The researchers said they believe that the coordinates of the phone are determined by cell-tower triangulation. While the location data aren't always precise, they said the phones may have recorded up to tens of thousands of data points. However, there's no evidence that the data is being transferred beyond the devices or computers that sync with them, they said.
"The cell phone companies have always had this data, but it takes a court order to access it," the researchers wrote. "Now this information is sitting in plain view, unprotected from the world."
Aaron Higbee, chief technology officer and co-founder of mobile security firm Intrepidus Group, said that while this was the first he'd heard of the devices' tracking capabilities, his company can confirm that the files store historical location data.
"This is a good discovery," he said. "What's different in this location story is this one has a history, it's not just your point-in-time location."
Jealous Spouses, Hackers Could Exploit Data
While other rogue applications may be able to spot your location at a specific moment, this kind of tracking could be exploited by others for more nefarious reasons.
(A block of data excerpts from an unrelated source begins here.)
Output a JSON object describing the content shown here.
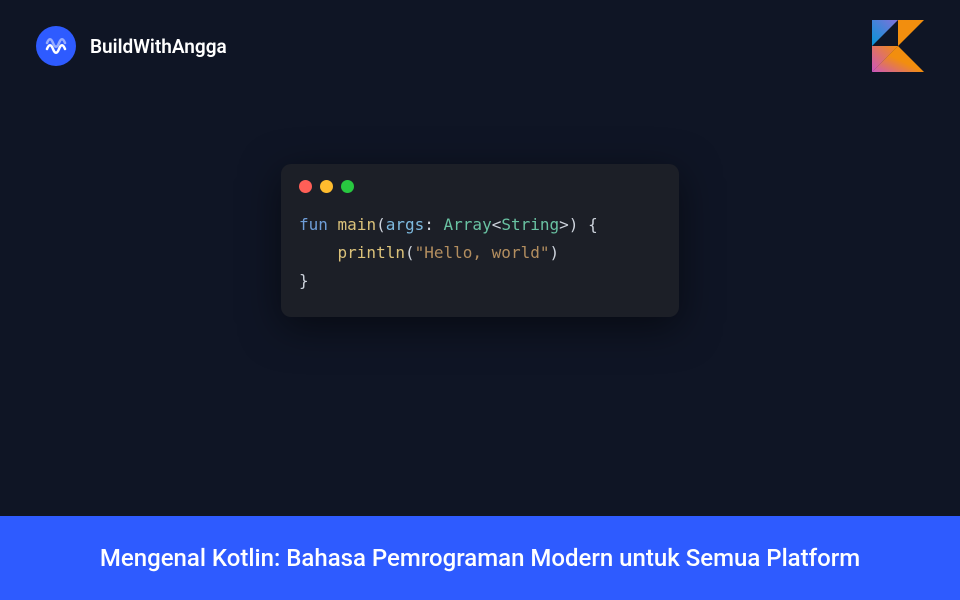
{
  "brand": {
    "name": "BuildWithAngga",
    "logo_icon": "wave-logo-icon"
  },
  "kotlin_logo": "kotlin-logo-icon",
  "traffic_colors": {
    "red": "#ff5f57",
    "yellow": "#febc2e",
    "green": "#28c840"
  },
  "code": {
    "line1_keyword": "fun",
    "line1_func": "main",
    "line1_param": "args",
    "line1_colon": ":",
    "line1_type1": "Array",
    "line1_lt": "<",
    "line1_type2": "String",
    "line1_gt": ">",
    "line1_open": "(",
    "line1_close": ")",
    "line1_brace": "{",
    "line2_indent": "    ",
    "line2_func": "println",
    "line2_open": "(",
    "line2_string": "\"Hello, world\"",
    "line2_close": ")",
    "line3_brace": "}"
  },
  "footer": {
    "title": "Mengenal Kotlin: Bahasa Pemrograman Modern untuk Semua Platform"
  },
  "colors": {
    "background": "#0f1525",
    "code_window": "#1c1f27",
    "accent": "#2e5bff"
  }
}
"There's a market out there for people worried about cheating spouses. I could see someone developing a app that could help open up this file and see where they've been," he said.
Cyber criminals also could create malware intended to grab a person's location history, he said.
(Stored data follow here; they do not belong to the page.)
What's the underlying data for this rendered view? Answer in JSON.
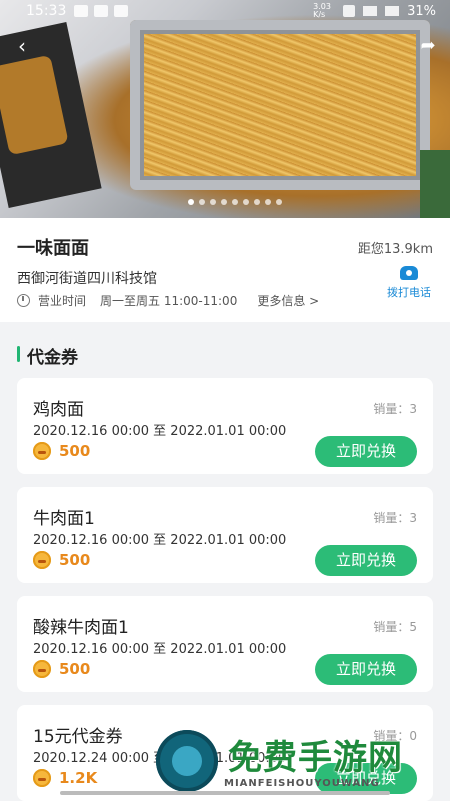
{
  "status_bar": {
    "time": "15:33",
    "network": "3.03 K/s",
    "battery": "31%"
  },
  "carousel": {
    "count": 9,
    "active_index": 0
  },
  "store": {
    "name": "一味面面",
    "distance": "距您13.9km",
    "address": "西御河街道四川科技馆",
    "hours_label": "营业时间",
    "hours_value": "周一至周五 11:00-11:00",
    "more_info": "更多信息 >",
    "call_label": "拨打电话"
  },
  "section": {
    "title": "代金券"
  },
  "vouchers": [
    {
      "title": "鸡肉面",
      "sales": "销量：3",
      "dates": "2020.12.16 00:00 至 2022.01.01 00:00",
      "price": "500",
      "button": "立即兑换"
    },
    {
      "title": "牛肉面1",
      "sales": "销量：3",
      "dates": "2020.12.16 00:00 至 2022.01.01 00:00",
      "price": "500",
      "button": "立即兑换"
    },
    {
      "title": "酸辣牛肉面1",
      "sales": "销量：5",
      "dates": "2020.12.16 00:00 至 2022.01.01 00:00",
      "price": "500",
      "button": "立即兑换"
    },
    {
      "title": "15元代金券",
      "sales": "销量：0",
      "dates": "2020.12.24 00:00 至 2022.01.01 00:00",
      "price": "1.2K",
      "button": "立即兑换"
    }
  ],
  "watermark": {
    "text": "免费手游网",
    "sub": "MIANFEISHOUYOUWANG"
  },
  "colors": {
    "accent_green": "#2cbc77",
    "call_blue": "#1a8ad6",
    "price_orange": "#e8891c"
  }
}
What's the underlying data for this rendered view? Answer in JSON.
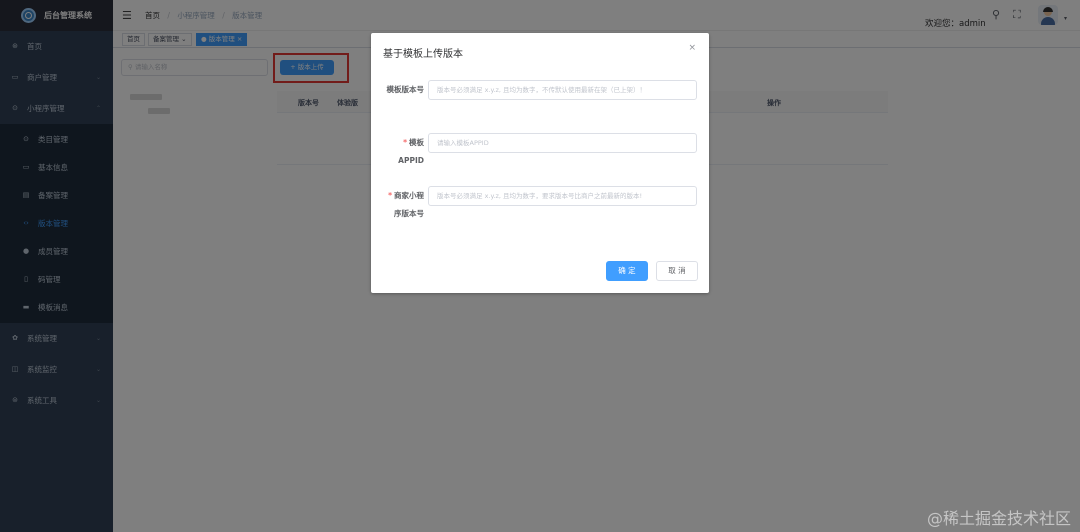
{
  "app": {
    "title": "后台管理系统"
  },
  "sidebar": {
    "items": [
      {
        "label": "首页",
        "icon": "dashboard-icon",
        "glyph": "⊛"
      },
      {
        "label": "商户管理",
        "icon": "shop-icon",
        "glyph": "▭",
        "arrow": "⌄"
      },
      {
        "label": "小程序管理",
        "icon": "miniprogram-icon",
        "glyph": "⊙",
        "arrow": "⌃"
      },
      {
        "label": "类目管理",
        "icon": "category-icon",
        "glyph": "⊙"
      },
      {
        "label": "基本信息",
        "icon": "info-icon",
        "glyph": "▭"
      },
      {
        "label": "备案管理",
        "icon": "record-icon",
        "glyph": "▤"
      },
      {
        "label": "版本管理",
        "icon": "version-icon",
        "glyph": "‹›"
      },
      {
        "label": "成员管理",
        "icon": "member-icon",
        "glyph": "●"
      },
      {
        "label": "码管理",
        "icon": "qrcode-icon",
        "glyph": "▯"
      },
      {
        "label": "模板消息",
        "icon": "template-message-icon",
        "glyph": "▬"
      },
      {
        "label": "系统管理",
        "icon": "settings-icon",
        "glyph": "✿",
        "arrow": "⌄"
      },
      {
        "label": "系统监控",
        "icon": "monitor-icon",
        "glyph": "◫",
        "arrow": "⌄"
      },
      {
        "label": "系统工具",
        "icon": "tool-icon",
        "glyph": "⊜",
        "arrow": "⌄"
      }
    ]
  },
  "navbar": {
    "hamburger": "☰",
    "breadcrumb": [
      "首页",
      "小程序管理",
      "版本管理"
    ],
    "breadcrumb_sep": "/",
    "welcome": "欢迎您：admin",
    "search_glyph": "⚲",
    "fullscreen_glyph": "⛶",
    "caret": "▾"
  },
  "tags": {
    "home": "首页",
    "filing": "备案管理",
    "filing_close": "⌄",
    "active": "● 版本管理",
    "active_close": "×"
  },
  "tree": {
    "search_placeholder": "请输入名称",
    "search_glyph": "⚲"
  },
  "main": {
    "upload_button": "+ 版本上传",
    "columns": [
      "版本号",
      "体验版",
      "操作"
    ]
  },
  "dialog": {
    "title": "基于模板上传版本",
    "close": "×",
    "fields": [
      {
        "label": "模板版本号",
        "required": false,
        "placeholder": "版本号必须满足 x.y.z, 且均为数字，不传默认使用最新在架（已上架）！"
      },
      {
        "label": "模板APPID",
        "required": true,
        "placeholder": "请输入模板APPID"
      },
      {
        "label": "商家小程序版本号",
        "required": true,
        "placeholder": "版本号必须满足 x.y.z, 且均为数字，要求版本号比商户之前最新的版本!"
      }
    ],
    "required_mark": "*",
    "confirm": "确 定",
    "cancel": "取 消"
  },
  "watermark": "@稀土掘金技术社区",
  "colors": {
    "sidebar": "#304156",
    "primary": "#409eff",
    "highlight": "#e53935",
    "required": "#f56c6c"
  }
}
"Things like this lead to other uses," he said. "Now, let's say you were speeding and you were required to hand over your phone to the officer? They could see where you were all day."
The location files may exist because Apple plans to roll out a future product using them or because they're an artifact of another feature on the phone, he said, but he agreed with the researchers that the discovery has privacy implications. While there isn't evidence that Apple is receiving location data now, he said, it's possible that a future operating system could retrieve it.